I don’t do potatoes often, but when I do I make sure it’s absolutely loaded with everything that’s supposed to kill you.
Hooooooly fuck that is just obscene. I am definitely making that, thank you for showing me the light!!
I’m with you. Although I prefer a more frequent mini-death from red alcohol.
That is so cute! My favorite dinner when I was three was a baked potato. There’s actually a photo of me beaming over a giant russet in my baby album. I think we had just moved to upstate New York from either Budapest or Vienna, and the potatoes in America were huge!

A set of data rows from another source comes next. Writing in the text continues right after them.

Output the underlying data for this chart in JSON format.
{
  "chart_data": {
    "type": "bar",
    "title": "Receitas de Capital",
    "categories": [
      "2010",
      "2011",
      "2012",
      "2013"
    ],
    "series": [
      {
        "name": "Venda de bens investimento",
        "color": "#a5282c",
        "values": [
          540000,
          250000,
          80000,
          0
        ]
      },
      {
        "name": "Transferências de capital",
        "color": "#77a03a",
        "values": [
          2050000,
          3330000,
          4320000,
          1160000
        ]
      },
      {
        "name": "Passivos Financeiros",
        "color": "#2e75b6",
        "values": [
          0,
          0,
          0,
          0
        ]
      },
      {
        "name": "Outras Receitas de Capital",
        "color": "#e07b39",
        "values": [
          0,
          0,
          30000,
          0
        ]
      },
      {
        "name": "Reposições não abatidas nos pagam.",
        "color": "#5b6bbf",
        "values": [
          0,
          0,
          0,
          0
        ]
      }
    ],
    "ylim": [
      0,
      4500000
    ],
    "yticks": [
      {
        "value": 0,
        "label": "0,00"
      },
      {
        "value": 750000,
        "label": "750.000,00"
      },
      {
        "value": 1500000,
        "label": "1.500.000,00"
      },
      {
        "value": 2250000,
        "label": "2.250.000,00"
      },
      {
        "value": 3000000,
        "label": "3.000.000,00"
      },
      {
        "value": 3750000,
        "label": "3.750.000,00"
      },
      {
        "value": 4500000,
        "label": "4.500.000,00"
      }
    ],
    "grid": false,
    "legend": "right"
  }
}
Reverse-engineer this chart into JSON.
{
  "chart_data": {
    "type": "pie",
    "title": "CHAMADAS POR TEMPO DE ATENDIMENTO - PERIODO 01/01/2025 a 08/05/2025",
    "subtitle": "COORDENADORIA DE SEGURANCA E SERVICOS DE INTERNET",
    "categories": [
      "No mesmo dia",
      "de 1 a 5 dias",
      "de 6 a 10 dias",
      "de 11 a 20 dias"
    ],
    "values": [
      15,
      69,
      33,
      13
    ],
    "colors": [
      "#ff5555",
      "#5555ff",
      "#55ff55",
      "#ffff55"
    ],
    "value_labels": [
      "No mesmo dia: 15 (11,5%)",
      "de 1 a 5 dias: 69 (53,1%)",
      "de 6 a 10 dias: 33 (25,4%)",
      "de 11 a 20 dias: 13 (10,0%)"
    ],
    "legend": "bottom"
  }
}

I love skordalia with beets. The salty, garlicky dip is a great match for the earthiness and sweetness of the beets
It sounds like a good combo.
My most vivid sense memories for Skordalia is as a Friday or Lenten dish with Bacalao or salt cod fritters in Greece. You would see this everywhere.
The two dishes are also really inexpensive and easy to make.
From Diane Kochilas:
Smyrna Style Cod Fritters
This is one of the most classic ways to prepare salt cod in the Greek kitchen.
Ingredients
1 pound salt cod fillets, desalted*
1 ½ cups chopped fresh flat-leaf parsley
1 large onion, chopped
1 large egg, lightly beaten
¾ -1 cup all-purpose flour
1 tsp baking soda
Salt and freshly ground black pepper, preferably
Olive oil or vegetable oil for frying
Skordalia as an accompaniment
Instructions
Once the cod is desalted, blanch it in boiling water for about 3 minutes. Remove, cool, and shred.

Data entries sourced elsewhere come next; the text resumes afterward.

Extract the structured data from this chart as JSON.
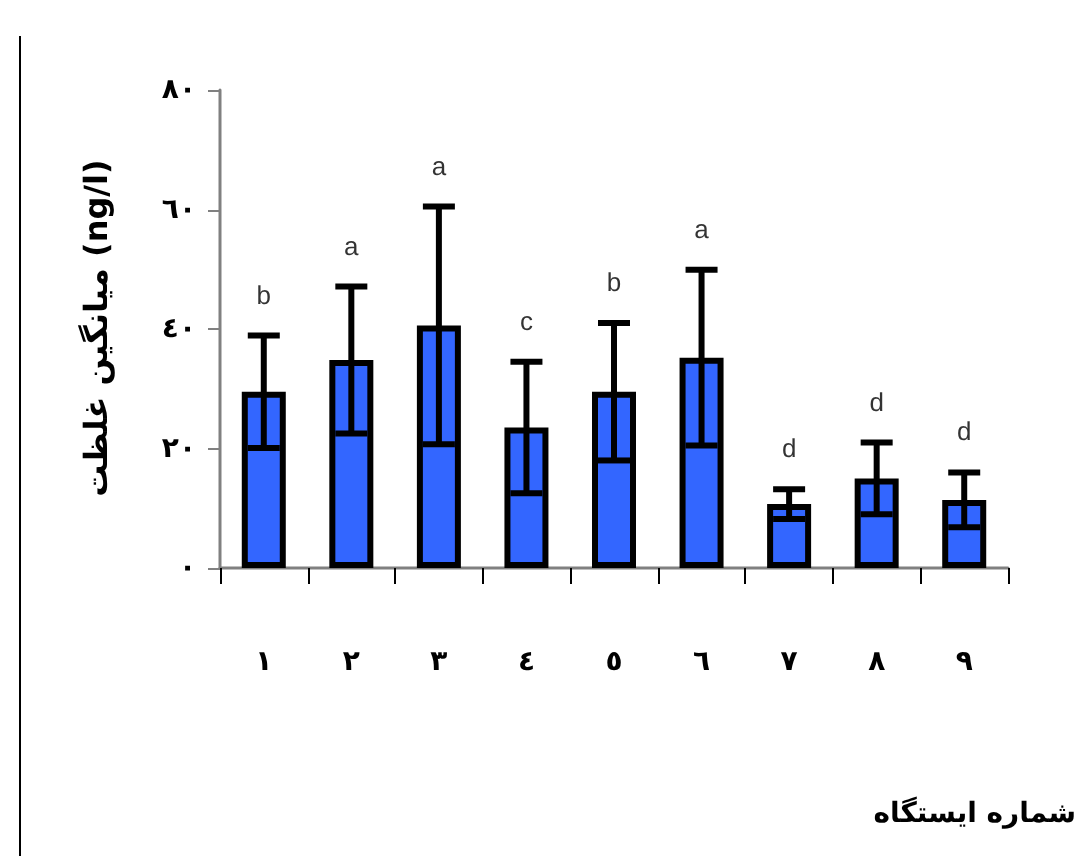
{
  "chart_data": {
    "type": "bar",
    "xlabel": "شماره ایستگاه",
    "ylabel": "میانگین غلظت (ng/l)",
    "categories": [
      "١",
      "٢",
      "٣",
      "٤",
      "٥",
      "٦",
      "٧",
      "٨",
      "٩"
    ],
    "values": [
      29.5,
      34.8,
      40.6,
      23.5,
      29.5,
      35.2,
      10.7,
      15.0,
      11.4
    ],
    "errors": [
      9.4,
      12.3,
      19.9,
      11.0,
      11.5,
      14.7,
      2.5,
      6.0,
      4.6
    ],
    "color": "#3366ff",
    "ylim": [
      0,
      80
    ],
    "yticks": [
      {
        "value": 0,
        "label": "٠"
      },
      {
        "value": 20,
        "label": "٢٠"
      },
      {
        "value": 40,
        "label": "٤٠"
      },
      {
        "value": 60,
        "label": "٦٠"
      },
      {
        "value": 80,
        "label": "٨٠"
      }
    ],
    "grid": false,
    "annotations": [
      {
        "text": "b",
        "x": "١",
        "y": 38.9
      },
      {
        "text": "a",
        "x": "٢",
        "y": 47.1
      },
      {
        "text": "a",
        "x": "٣",
        "y": 60.5
      },
      {
        "text": "c",
        "x": "٤",
        "y": 34.5
      },
      {
        "text": "b",
        "x": "٥",
        "y": 41.0
      },
      {
        "text": "a",
        "x": "٦",
        "y": 49.9
      },
      {
        "text": "d",
        "x": "٧",
        "y": 13.2
      },
      {
        "text": "d",
        "x": "٨",
        "y": 21.0
      },
      {
        "text": "d",
        "x": "٩",
        "y": 16.0
      }
    ]
  }
}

In a mixing bowl together stir together the parsley, onion and egg. Add ¾ cup flour and baking soda and stir. Mix in the cod. Season to taste with salt and pepper. The mixture will look like a chunky batter.
Heat about 3 inches / 7 ½ cm of oil in a heavy saucepan until just below the smoking point. Take a tablespoon at a time of the croquettes and fry until golden and crisp. Remove and drain on paper towels. Repeat until all the batter is used up. Serve hot with skordalia.
But Skordalia is delicious any way you serve it.
Roasted Garlic Mash tonight.
Potatoes cooked in chikn broth and drained with heavy cream, sour cream and chives.
Sliced garlic in EVO sizzling.
Light brown heat off.
Add toasted garlic to Potatoes.
The mash, ended up more of a puree thanks to too much heavy cream.
But it’s delishus.
Has great toasty garlic flavor.
Any toasted garlic in that cauliflower?
Negative
So what went with that delishus cauliflower mash?
Nice beaters by the way ! That looks just like my mixer. 20 years on and going strong.
Weeks meal plan/prep also had an eye round in the oven. (Balsamic chicken, turkey burgers and port chops)
Time to revive this thread as Thanksgiving draws nigh?
Last night I chunked and boiled russets in well salted water, pressed them through a tamis, and stirred in crema agria, table crema, and some salted Kerrygold. I have never had better mashed potatoes. For Thanksgiving I am thinking of tossing some crushed cloves of garlic into a pan with the butter and letting them infuse the butter. Another possibility is skip the butter and use some horseradish.
Yes, and is the OP still with us? I cook the garlic in the potato pot. Subtle garlic seasoning.
it’s often proffered that the preferred way to boil the potatoes is with the skin on as the skin will infuse the flesh with more flavour. i’ve used skin-on and skin-off interchangeably over the years depending on my patience. but recently i found myself questioning the idea.
i boiled two potatoes of roughly the same size, in the same amount of water (changing between boils), and the same amount of (minimal) salt. one was peeled. i then did a blind taste with three volunteers. visually and texturally, there was a difference. the skin-on potato retained more moisture and was imbued with some subtle color. taste wise, none of use could tell the difference. i will be peeling the potatoes beforehand from now on.
What type of potato do you use?
in this case I used russets.
I chunked up my russets (roughly 1 1/2" cubes) and boiled them in well salted water. Like using a food mill, it was easy to fish the skins out of the tamis. It is a little harder, but not much, to fish them out of a ricer. For me this is just easier than peeling.
I think half the battle for good mashed potatoes is to boil them in well salted water. I salt my water for potatoes like I would if I was making pasta!
I’ve been adding some milk, butter and sour cream.
My newish potato masher is black plastic. I might splurge on a stainless one for Xmas.